Das Verwal­tungs­gericht Hannover hat entschieden, dass das Bereithalten einer ausgefahrenen Beobach­tungs­kamera durch die Polizei ohne einen konkreten Anlass die Versammlungs­freiheit verletzt und daher unzulässig ist.

Dem Fall lag folgender Sachverhalt zugrunde: Am 21. Januar 2012 fand in Bückeburg eine Versammlung mit ca. 500 Teilnehmern zum Thema "Farbe bekennen - Für Demokratie und Vielfalt " statt, die im Internet auch unter der Überschrift "Same Shit. Different year - kein Rückzugsraum für Nazis" beworben wurde. Die Teilnehmer zogen auf einer festgelegten Route durch Bückeburg und hielten auf dem Rathausplatz eine Zwischen­kund­gebung ab.

Teilweise ausgefahrene Kameras waren nach Angaben der Polizei­di­rektion nicht im Einsatz

Nach der Lagebeurteilung der Polizei im Vorfeld konnte ein unfriedlicher Verlauf der Versammlung angesichts einer hohen Konflikt­be­reit­schaft gerade von in Bückeburg ansässigen Angehörigen der rechten bzw. linken Szene nicht ausgeschlossen werden. Die Polizei­di­rektion Göttingen setzte im Rahmen ihres begleitenden Einsatzes unter anderem ein Fahrzeug des Beweis- und Dokumen­ta­ti­o­ns­trupps ein, das in der Nähe der Einmündung einer auf den Rathausplatz führenden Straße abgestellt war. Dieses Fahrzeug verfügt über eine so genannte Mastkamera, die durch eine Öffnung im Dach des Fahrzeugs bis auf rund 4 Meter ausgefahren werden kann. Das dauert knapp 40 Sekunden. Während der Versammlung war der Mast mit der Kamera auf ca. die Hälfte der maximalen Höhe ausgefahren. Nach Angaben der Polizei­di­rektion war die Kamera aber nicht im Einsatz. Die Versammlung verlief friedlich.

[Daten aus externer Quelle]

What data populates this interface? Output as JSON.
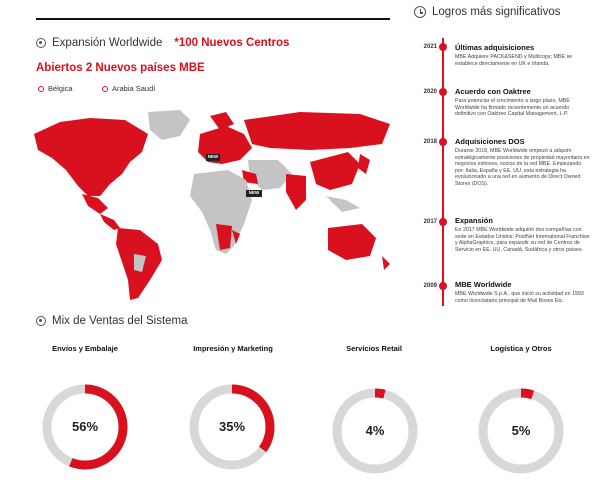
{
  "expansion": {
    "title": "Expansión Worldwide",
    "centers": "*100 Nuevos Centros",
    "new_countries": "Abiertos 2 Nuevos países MBE",
    "pins": [
      {
        "label": "Bélgica"
      },
      {
        "label": "Arabia Saudí"
      }
    ],
    "new_badge": "NEW"
  },
  "achievements": {
    "title": "Logros más significativos",
    "items": [
      {
        "year": "2021",
        "title": "Últimas adquisiciones",
        "body": "MBE Adquiere PACK&SEND y Multicopy; MBE se establece directamente en UK e Irlanda."
      },
      {
        "year": "2020",
        "title": "Acuerdo con Oaktree",
        "body": "Para potenciar el crecimiento a largo plazo, MBE Worldwide ha firmado recientemente un acuerdo definitivo con Oaktree Capital Management, L.P."
      },
      {
        "year": "2018",
        "title": "Adquisiciones DOS",
        "body": "Durante 2018, MBE Worldwide empezó a adquirir estratégicamente posiciones de propiedad mayoritaria en negocios exitosos, socios de la red MBE. Empezando por: Italia, España y EE. UU. esta estrategia ha evolucionado a una red en aumento de Direct Owned Stores (DOS)."
      },
      {
        "year": "2017",
        "title": "Expansión",
        "body": "En 2017 MBE Worldwide adquirió dos compañías con sede en Estados Unidos; PostNet International Franchise y AlphaGraphics, para expandir su red de Centros de Servicio en EE. UU, Canadá, Sudáfrica y otros países."
      },
      {
        "year": "2009",
        "title": "MBE Worldwide",
        "body": "MBE Worldwide S.p.A., que inició su actividad en 1993 como licenciatario principal de Mail Boxes Etc."
      }
    ]
  },
  "mix": {
    "title": "Mix de Ventas del Sistema",
    "items": [
      {
        "label": "Envíos y Embalaje",
        "value_text": "56%",
        "fraction": 0.56
      },
      {
        "label": "Impresión y Marketing",
        "value_text": "35%",
        "fraction": 0.35
      },
      {
        "label": "Servicios Retail",
        "value_text": "4%",
        "fraction": 0.04
      },
      {
        "label": "Logística y Otros",
        "value_text": "5%",
        "fraction": 0.05
      }
    ]
  },
  "colors": {
    "accent": "#d9101d",
    "track": "#d8d8d8",
    "land": "#c4c4c4"
  }
}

Grundrecht umfasst auch "innere" Versamm­lungs­freiheit von Teilnehmern

Der Kläger fühlte sich auf Grund der Einsatz­mo­da­litäten des Beobach­tungs­fahr­zeuges in seiner Versammlungsfreiheit verletzt. Dieser Wertung schloss sich das Verwal­tungs­gericht Hannover an. Das Grundrecht umfasse auch die so genannte "innere" Versamm­lungs­freiheit von (potenziellen) Teilnehmern. Diese werde schon dann berührt, wenn bei den (potenziellen) Teilnehmern der Eindruck entstehen könne oder müsse, dass die Polizei von dem Versamm­lungs­ge­schehen Bild- und/oder Tonaufnahmen anfertige oder übertrage. Dabei komme es für die Grund­rechts­be­trof­fenheit nicht entscheidend darauf an, ob das tatsächlich der Fall sei, denn ein Versamm­lungs­teil­nehmer, zumal wenn er sich in einiger Entfernung vom Beobach­tungswagen befinde, könne von außen nicht hinreichend sicher beurteilen, ob die Kamera tatsächlich laufe oder nicht. Eine Beobach­tungs­kamera in der geschehenen Weise für einen Einsatz bereit zu halten, sei als Maßnahme der vorbeugenden Gefahrenabwehr auf der Basis des § 12 Nds. Versamm­lungs­ge­setzes nur dann erforderlich und damit gerechtfertigt, wenn nach den konkreten Umständen ein unfriedlicher Verlauf des Versamm­lungs­ge­schehens unmittelbar bevor stehe. Das sei bei der betroffenen Versammlung unstreitig nicht der Fall gewesen. Im Hinblick auf die Bedeutung des Grundrechtes der Versamm­lungs­freiheit müsse die Polizei grundsätzlich die geringe Verzögerung, die eine Herstellung der Einsatz­be­reit­schaft einer zunächst komplett eingefahrenen Kamera mit sich bringe, hinnehmen.